Max’s set his teeth and sucked breath between them in a matching hiss of air. What the hell is going on? He was out there on a rope, and now a prayer, swinging over open water. Water that had been electrified. His heartbeat drummed in his ear as he tried think over the thud.

Someone must have overridden the ground fault interrupter for the whole damn water attraction. Raw electrical current was flowing. The cove was a giant bathtub into which someone had thrown a hair dryer.

That had happened in dozens of low-end crime films. The unsuspecting victim lowers her/himself into the drawn bath and … the quick toss of a hair dryer or electric razor, into the water. Zapped.

Max’s madly pedaling legs swung him back over decking. The ship, built of wood as in days of old and molded plastic pieces as in the stage sets of today, couldn’t conduct electricity. Yo, ho, ho, and an oaken cask of rum. He dropped onto the deck, rolling to take the brunt of the landing, his legs scrambling for purchase on the rubberized no-slip surfaces installed for the dangerous stunts.

Rafi grabbed his arm and pulled him upright.

The last deserting “rat” was scrabbling over the ship’s side to the shore. Max could swear a small agile dark form was hot on his heels, but Midnight Louie was safely away in Chicago. Rafi grabbed his arm, distracting Max before he could be sure he’d seen anything odd.

They looked back toward the dark water on the same impulse. A sacklike form floated there. Max grabbed a prop belaying pin and threw it into the water. No reaction. It merely sank.
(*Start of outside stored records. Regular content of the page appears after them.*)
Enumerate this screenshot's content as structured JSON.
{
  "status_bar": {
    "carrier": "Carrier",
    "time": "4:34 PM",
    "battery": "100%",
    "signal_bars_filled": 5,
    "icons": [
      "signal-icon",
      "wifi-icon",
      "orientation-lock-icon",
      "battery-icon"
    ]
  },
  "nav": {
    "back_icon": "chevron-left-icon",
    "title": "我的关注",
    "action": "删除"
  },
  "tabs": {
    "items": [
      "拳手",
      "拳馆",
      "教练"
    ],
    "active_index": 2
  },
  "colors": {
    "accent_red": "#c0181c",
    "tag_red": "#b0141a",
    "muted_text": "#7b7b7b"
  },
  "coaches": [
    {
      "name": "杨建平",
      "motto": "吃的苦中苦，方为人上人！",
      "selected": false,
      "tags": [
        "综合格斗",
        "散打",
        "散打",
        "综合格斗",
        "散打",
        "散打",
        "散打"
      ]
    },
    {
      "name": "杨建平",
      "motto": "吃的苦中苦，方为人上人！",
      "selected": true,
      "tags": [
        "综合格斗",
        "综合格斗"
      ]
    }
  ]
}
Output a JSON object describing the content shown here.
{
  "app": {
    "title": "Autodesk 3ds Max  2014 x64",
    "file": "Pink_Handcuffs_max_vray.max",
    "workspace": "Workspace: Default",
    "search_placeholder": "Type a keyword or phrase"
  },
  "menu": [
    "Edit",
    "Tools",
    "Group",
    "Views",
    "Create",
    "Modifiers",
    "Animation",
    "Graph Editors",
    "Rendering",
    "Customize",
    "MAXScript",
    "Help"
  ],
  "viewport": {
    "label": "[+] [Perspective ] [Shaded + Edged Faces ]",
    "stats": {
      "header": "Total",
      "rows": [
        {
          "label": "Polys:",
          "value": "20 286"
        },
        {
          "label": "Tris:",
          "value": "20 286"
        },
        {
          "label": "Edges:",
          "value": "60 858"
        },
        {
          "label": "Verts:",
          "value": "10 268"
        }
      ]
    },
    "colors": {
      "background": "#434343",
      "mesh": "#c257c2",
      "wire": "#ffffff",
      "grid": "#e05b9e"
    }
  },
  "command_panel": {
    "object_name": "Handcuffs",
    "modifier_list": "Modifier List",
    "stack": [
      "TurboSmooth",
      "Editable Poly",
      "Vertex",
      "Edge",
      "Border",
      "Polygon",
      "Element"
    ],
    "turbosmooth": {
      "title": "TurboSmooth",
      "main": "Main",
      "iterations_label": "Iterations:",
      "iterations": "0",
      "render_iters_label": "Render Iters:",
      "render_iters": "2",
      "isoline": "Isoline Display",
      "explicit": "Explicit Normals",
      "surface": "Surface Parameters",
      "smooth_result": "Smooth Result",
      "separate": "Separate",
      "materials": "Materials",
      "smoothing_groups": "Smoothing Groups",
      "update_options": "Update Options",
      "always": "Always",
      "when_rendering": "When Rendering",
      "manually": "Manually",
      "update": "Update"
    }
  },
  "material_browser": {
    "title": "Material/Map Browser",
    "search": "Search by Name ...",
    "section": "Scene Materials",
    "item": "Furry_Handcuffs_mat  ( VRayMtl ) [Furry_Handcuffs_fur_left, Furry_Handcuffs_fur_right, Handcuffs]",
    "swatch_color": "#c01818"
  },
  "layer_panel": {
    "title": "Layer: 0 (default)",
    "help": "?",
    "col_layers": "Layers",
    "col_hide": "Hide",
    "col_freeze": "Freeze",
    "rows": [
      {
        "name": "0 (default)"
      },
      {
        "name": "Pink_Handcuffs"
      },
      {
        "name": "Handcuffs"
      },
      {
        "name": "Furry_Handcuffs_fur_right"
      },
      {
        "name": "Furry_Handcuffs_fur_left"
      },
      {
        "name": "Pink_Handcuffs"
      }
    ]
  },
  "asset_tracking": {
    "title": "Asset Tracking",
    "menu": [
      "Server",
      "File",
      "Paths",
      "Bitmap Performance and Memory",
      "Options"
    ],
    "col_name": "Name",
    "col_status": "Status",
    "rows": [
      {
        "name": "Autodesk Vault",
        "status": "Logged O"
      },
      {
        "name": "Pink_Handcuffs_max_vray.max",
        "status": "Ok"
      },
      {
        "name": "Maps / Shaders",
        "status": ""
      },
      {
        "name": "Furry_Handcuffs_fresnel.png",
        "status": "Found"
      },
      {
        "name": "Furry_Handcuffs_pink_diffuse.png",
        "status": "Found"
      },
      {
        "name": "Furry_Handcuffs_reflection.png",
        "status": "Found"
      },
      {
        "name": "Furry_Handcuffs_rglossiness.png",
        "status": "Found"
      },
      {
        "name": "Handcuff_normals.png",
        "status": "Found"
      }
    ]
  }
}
As he and Rafi followed the vanished thug into the tangled landscaping, alarmed voices and running footsteps were fast approaching the ship.

A high-powered flashlight beam swept Rafi. He beat Max to the draw with an expletive.

“I’m made,” he said. “The water’s dead now, but so is that guy. Get away!”

“No—”

“Go! I can explain myself being here better than I can me and you. If you ever needed a disappearing act more, it’s now.”

Max remained frozen and indecisive, out of flashlight range. The beam had steadied and fixed on Rafi. The moment felt like deserting Garry again.

“Get away!” Rafi’s low-toned snarl finally pushed Max to the bordering elephant ear plants. Their four-foot leaves could hide a Brink’s armored truck, or a rhinoceros. Pick your poison. Not ivy, he hoped. He ducked and dodged into the rubbery, flagellating dark, moving fast so no sign of shivering foliage would reveal his getaway path.

Max heard the shouts calming into talk, and then barked orders. He kept working around the hotel building’s thick greenery until he heard nothing but his own rustles and heartbeat. He emerged in the rear parking lot, looking for a low black roof amid the pumped-up SUVs and pickups.

The Volkswagen was near the second row of parking lights, halfway between two lurid pools of greenish illumination, just the way he liked his rides placed, on the down low.

Max got in, started the engine, and sat awhile before putting it in gear.

Someone had tried to kill him. Again.

This was getting monotonous.

Chapter 29

Bye-Bye Windy Kitty

At last.

We are back in the hot, dry, lizard-loving arms of McCarran Airport. No more O’Hare, or undignified inspections.

So there I am, no longer wearing leopard pattern, but wrapped up in a black-and-white and flamingo pink carrier customized by Miss Krys Zabinski for maximum embarrassment.